Een professor bezocht de bekende zenmeester Nan-in.
Hij stelde zich voor en vertelde hem over alle kennis die hij al verworven had en alle waardering die hij had gekregen en vertelde Nan-in toen waarom hij gekomen was.
Hij wilde van de zen-meester zelf horen wat eigenlijk de diepste essentie van zen was.
Maar in plaats van dat uit te leggen, kreeg hij een kopje voorgezet. De zen-meester schonk het in met thee, maar stopte niet toen het kopje vol was.
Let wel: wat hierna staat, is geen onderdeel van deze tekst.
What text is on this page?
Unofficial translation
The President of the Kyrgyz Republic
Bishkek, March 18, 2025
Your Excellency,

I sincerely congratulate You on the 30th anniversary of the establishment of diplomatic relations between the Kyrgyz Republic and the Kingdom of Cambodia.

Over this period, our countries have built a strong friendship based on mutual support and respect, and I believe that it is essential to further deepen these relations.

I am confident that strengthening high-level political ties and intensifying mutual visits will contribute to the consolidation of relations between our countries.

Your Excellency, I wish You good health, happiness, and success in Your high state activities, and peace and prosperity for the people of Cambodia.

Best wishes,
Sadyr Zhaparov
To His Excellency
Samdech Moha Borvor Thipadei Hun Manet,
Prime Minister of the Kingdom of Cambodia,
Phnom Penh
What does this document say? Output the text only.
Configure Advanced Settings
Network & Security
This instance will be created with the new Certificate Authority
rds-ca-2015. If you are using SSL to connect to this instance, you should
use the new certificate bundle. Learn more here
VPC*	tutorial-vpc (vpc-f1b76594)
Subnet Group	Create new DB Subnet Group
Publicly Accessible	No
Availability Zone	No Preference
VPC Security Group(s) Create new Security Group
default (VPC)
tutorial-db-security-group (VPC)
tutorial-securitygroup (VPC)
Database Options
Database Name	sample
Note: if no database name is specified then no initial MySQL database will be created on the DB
De professor zag dat aan en kon het niet laten om te zeggen.
“Het kopje zit al vol hoor, het stroomt over, er kan niets meer bij”
“Tenzij je kopje leeg is, zul je niets kunnen leren.” Was het antwoord.
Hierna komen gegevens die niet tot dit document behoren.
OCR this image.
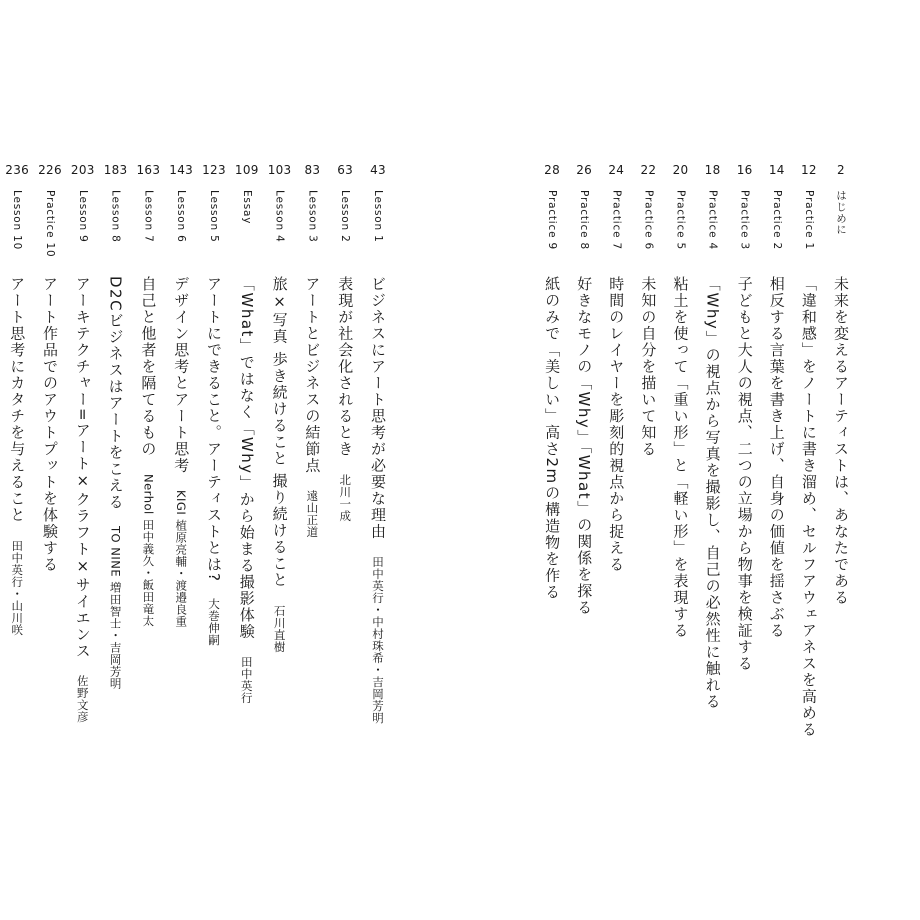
2
はじめに
未来を変えるアーティストは、あなたである
12
Practice 1
「違和感」をノートに書き溜め、セルフアウェアネスを高める
14
Practice 2
相反する言葉を書き上げ、自身の価値を揺さぶる
16
Practice 3
子どもと大人の視点、二つの立場から物事を検証する
18
Practice 4
「Why」の視点から写真を撮影し、自己の必然性に触れる
20
Practice 5
粘土を使って「重い形」と「軽い形」を表現する
22
Practice 6
未知の自分を描いて知る
24
Practice 7
時間のレイヤーを彫刻的視点から捉える
26
Practice 8
好きなモノの「Why」「What」の関係を探る
28
Practice 9
紙のみで「美しい」高さ2mの構造物を作る
43
Lesson 1
ビジネスにアート思考が必要な理由田中英行・中村珠希・吉岡芳明
63
Lesson 2
表現が社会化されるとき北川一成
83
Lesson 3
アートとビジネスの結節点遠山正道
103
Lesson 4
旅×写真 歩き続けること 撮り続けること石川直樹
109
Essay
「What」ではなく「Why」から始まる撮影体験田中英行
123
Lesson 5
アートにできること。アーティストとは?大巻伸嗣
143
Lesson 6
デザイン思考とアート思考KIGI 植原亮輔・渡邉良重
163
Lesson 7
自己と他者を隔てるものNerhol 田中義久・飯田竜太
183
Lesson 8
D2CビジネスはアートをこえるTO NINE 増田智士・吉岡芳明
203
Lesson 9
アーキテクチャー=アート×クラフト×サイエンス佐野文彦
226
Practice 10
アート作品でのアウトプットを体験する
236
Lesson 10
アート思考にカタチを与えること田中英行・山川咲
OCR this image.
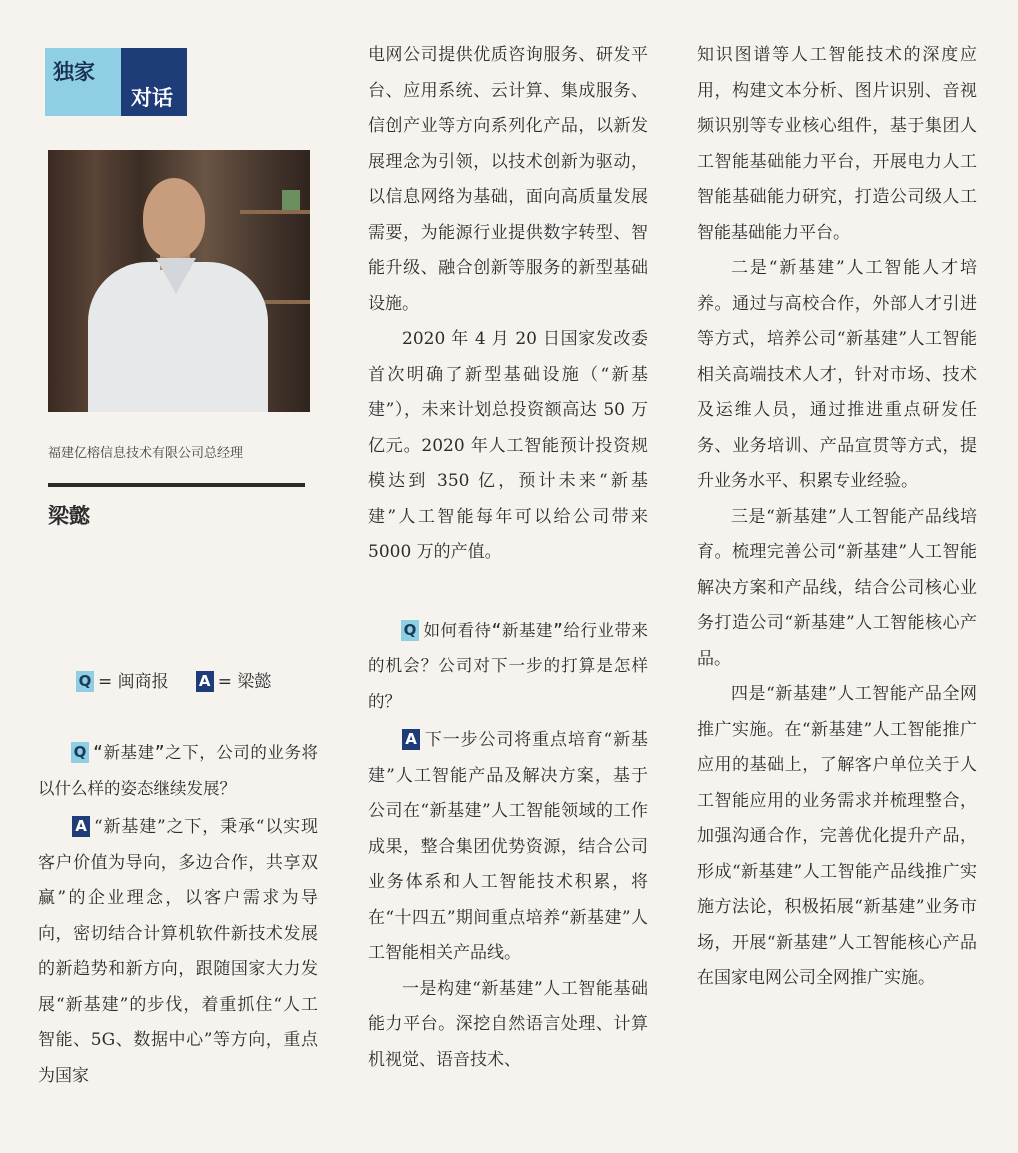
独家
对话
福建亿榕信息技术有限公司总经理
梁懿
Q = 闽商报 A = 梁懿

Q “新基建”之下，公司的业务将以什么样的姿态继续发展？

A “新基建”之下，秉承“以实现客户价值为导向，多边合作，共享双赢”的企业理念，以客户需求为导向，密切结合计算机软件新技术发展的新趋势和新方向，跟随国家大力发展“新基建”的步伐，着重抓住“人工智能、5G、数据中心”等方向，重点为国家

电网公司提供优质咨询服务、研发平台、应用系统、云计算、集成服务、信创产业等方向系列化产品，以新发展理念为引领，以技术创新为驱动，以信息网络为基础，面向高质量发展需要，为能源行业提供数字转型、智能升级、融合创新等服务的新型基础设施。

2020 年 4 月 20 日国家发改委首次明确了新型基础设施（“新基建”），未来计划总投资额高达 50 万亿元。2020 年人工智能预计投资规模达到 350 亿，预计未来“新基建”人工智能每年可以给公司带来 5000 万的产值。

Q 如何看待“新基建”给行业带来的机会？公司对下一步的打算是怎样的？

A 下一步公司将重点培育“新基建”人工智能产品及解决方案，基于公司在“新基建”人工智能领域的工作成果，整合集团优势资源，结合公司业务体系和人工智能技术积累，将在“十四五”期间重点培养“新基建”人工智能相关产品线。

一是构建“新基建”人工智能基础能力平台。深挖自然语言处理、计算机视觉、语音技术、

知识图谱等人工智能技术的深度应用，构建文本分析、图片识别、音视频识别等专业核心组件，基于集团人工智能基础能力平台，开展电力人工智能基础能力研究，打造公司级人工智能基础能力平台。

二是“新基建”人工智能人才培养。通过与高校合作，外部人才引进等方式，培养公司“新基建”人工智能相关高端技术人才，针对市场、技术及运维人员，通过推进重点研发任务、业务培训、产品宣贯等方式，提升业务水平、积累专业经验。

三是“新基建”人工智能产品线培育。梳理完善公司“新基建”人工智能解决方案和产品线，结合公司核心业务打造公司“新基建”人工智能核心产品。

四是“新基建”人工智能产品全网推广实施。在“新基建”人工智能推广应用的基础上，了解客户单位关于人工智能应用的业务需求并梳理整合，加强沟通合作，完善优化提升产品，形成“新基建”人工智能产品线推广实施方法论，积极拓展“新基建”业务市场，开展“新基建”人工智能核心产品在国家电网公司全网推广实施。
Zelf ben ik nogal geïnteresseerd in de oosterse wijze van denken over het leven.
Het idee, dat we in essentie niet de inhoud zijn van onze geest, (kort door de bocht gezegd, dat we ons denken zijn), maar juist de ruimte waarin dat alles mogelijk is.
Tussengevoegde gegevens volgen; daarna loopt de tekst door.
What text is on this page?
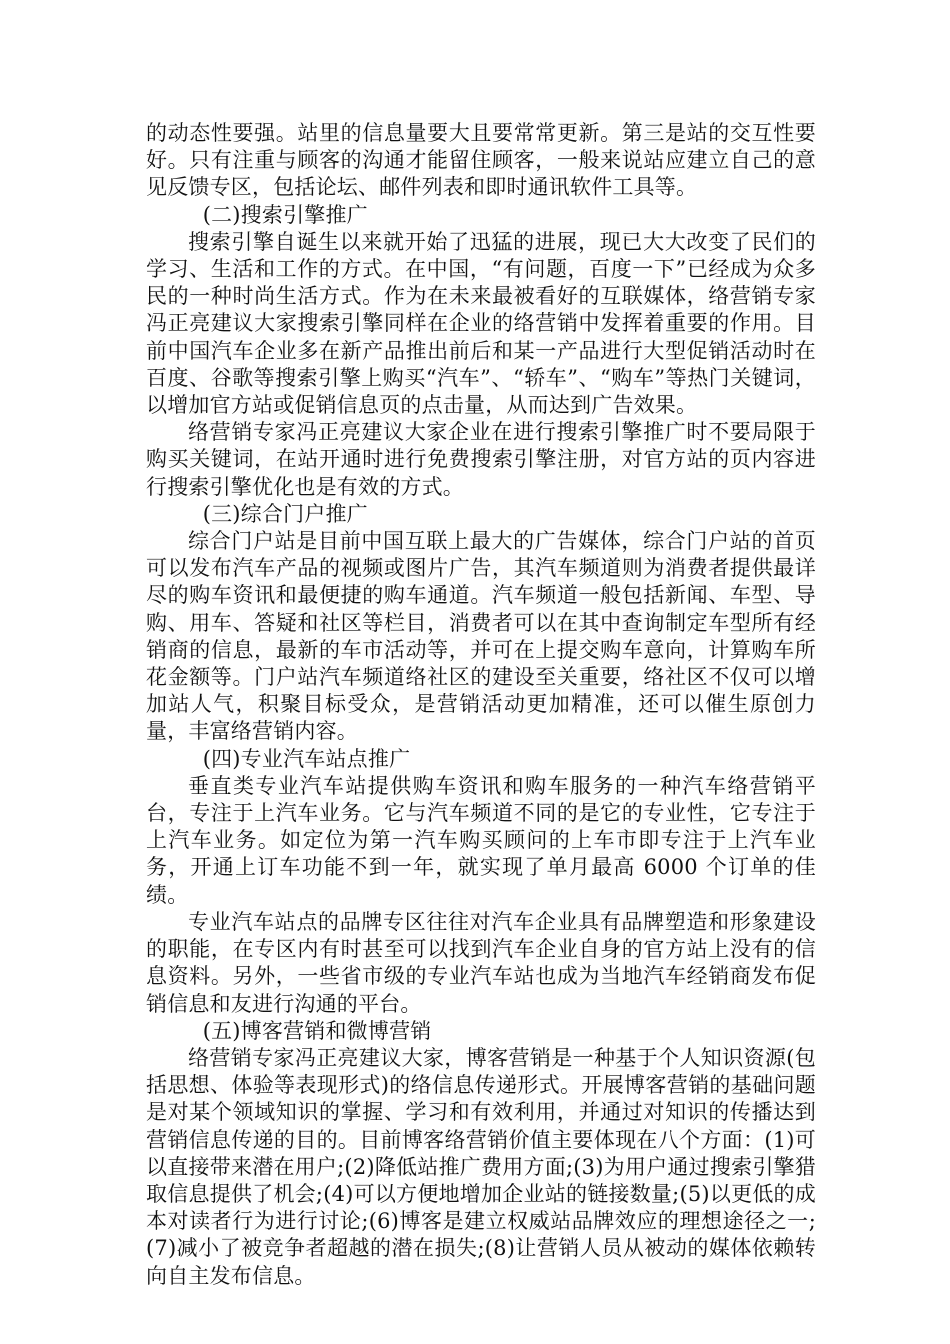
的动态性要强。站里的信息量要大且要常常更新。第三是站的交互性要好。只有注重与顾客的沟通才能留住顾客，一般来说站应建立自己的意见反馈专区，包括论坛、邮件列表和即时通讯软件工具等。

(二)搜索引擎推广

搜索引擎自诞生以来就开始了迅猛的进展，现已大大改变了民们的学习、生活和工作的方式。在中国，“有问题，百度一下”已经成为众多民的一种时尚生活方式。作为在未来最被看好的互联媒体，络营销专家冯正亮建议大家搜索引擎同样在企业的络营销中发挥着重要的作用。目前中国汽车企业多在新产品推出前后和某一产品进行大型促销活动时在百度、谷歌等搜索引擎上购买“汽车”、“轿车”、“购车”等热门关键词，以增加官方站或促销信息页的点击量，从而达到广告效果。

络营销专家冯正亮建议大家企业在进行搜索引擎推广时不要局限于购买关键词，在站开通时进行免费搜索引擎注册，对官方站的页内容进行搜索引擎优化也是有效的方式。

(三)综合门户推广

综合门户站是目前中国互联上最大的广告媒体，综合门户站的首页可以发布汽车产品的视频或图片广告，其汽车频道则为消费者提供最详尽的购车资讯和最便捷的购车通道。汽车频道一般包括新闻、车型、导购、用车、答疑和社区等栏目，消费者可以在其中查询制定车型所有经销商的信息，最新的车市活动等，并可在上提交购车意向，计算购车所花金额等。门户站汽车频道络社区的建设至关重要，络社区不仅可以增加站人气，积聚目标受众，是营销活动更加精准，还可以催生原创力量，丰富络营销内容。

(四)专业汽车站点推广

垂直类专业汽车站提供购车资讯和购车服务的一种汽车络营销平台，专注于上汽车业务。它与汽车频道不同的是它的专业性，它专注于上汽车业务。如定位为第一汽车购买顾问的上车市即专注于上汽车业务，开通上订车功能不到一年，就实现了单月最高 6000 个订单的佳绩。

专业汽车站点的品牌专区往往对汽车企业具有品牌塑造和形象建设的职能，在专区内有时甚至可以找到汽车企业自身的官方站上没有的信息资料。另外，一些省市级的专业汽车站也成为当地汽车经销商发布促销信息和友进行沟通的平台。

(五)博客营销和微博营销

络营销专家冯正亮建议大家，博客营销是一种基于个人知识资源(包括思想、体验等表现形式)的络信息传递形式。开展博客营销的基础问题是对某个领域知识的掌握、学习和有效利用，并通过对知识的传播达到营销信息传递的目的。目前博客络营销价值主要体现在八个方面：(1)可以直接带来潜在用户;(2)降低站推广费用方面;(3)为用户通过搜索引擎猎取信息提供了机会;(4)可以方便地增加企业站的链接数量;(5)以更低的成本对读者行为进行讨论;(6)博客是建立权威站品牌效应的理想途径之一;(7)减小了被竞争者超越的潜在损失;(8)让营销人员从被动的媒体依赖转向自主发布信息。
Alleen een leeg kopje heeft de mogelijkheid iets van buiten in zich op te nemen.
Ik heb dat Emo, altijd leergierig naar diepere inzichten, eens verteld en het was ook iets waar we regelmatig op terug kwamen.
Ook nu moest ik weer aan dit verhaal denken na een laatste meningsverschil, maar dan in een andere setting. Onze bezorgdheid was de laatste tijd weer toegenomen, toen Emo steeds moeilijker benaderbaar werd en zich steeds meer terugtrok op zijn kamer en ons zelfs netjes toestemming vroeg om zijn warm eten op zijn eigen kamer te mogen eten.
Vanuit mijn bezorgdheid zei ik, dat ik dat geen goed idee vond. Waarop hij haast wanhopig zei; “ Ja maar het zit me tot hier, ik kan helemaal niets meer verdragen”. En hield toen zijn hand tot zijn haargrens.
Onbewust misschien toch dat beeld gebruikend van dat overvolle kopje. Maar in dit geval was ik de onwetende en probeerde ik hem te vullen met al mijn goede bedoelingen, terwijl hij al overvol was en snakte naar de ruimte en leegte waar alles weer gewoon kon binnenkomen. Iets wat misschien ook gold voor al die zorgen en goede bedoelingen, van alle anderen die zich zorgen om hem maakten. Allemaal dachten we onbewust denk ik, dat als we hem maar bombardeerden met liefde, dat hij dan wel beter zou worden. Want daar heeft het hem echt niet aan ontbroken.
Ja, en wat hadden we dan moeten doen? Wat ik nu denk is, vooral nog meer ruimte maken voor hem. Hoe dat dan had gemoeten, daar kun je geen regels voor maken.
Nog veel meer dat luisterende oor, misschien.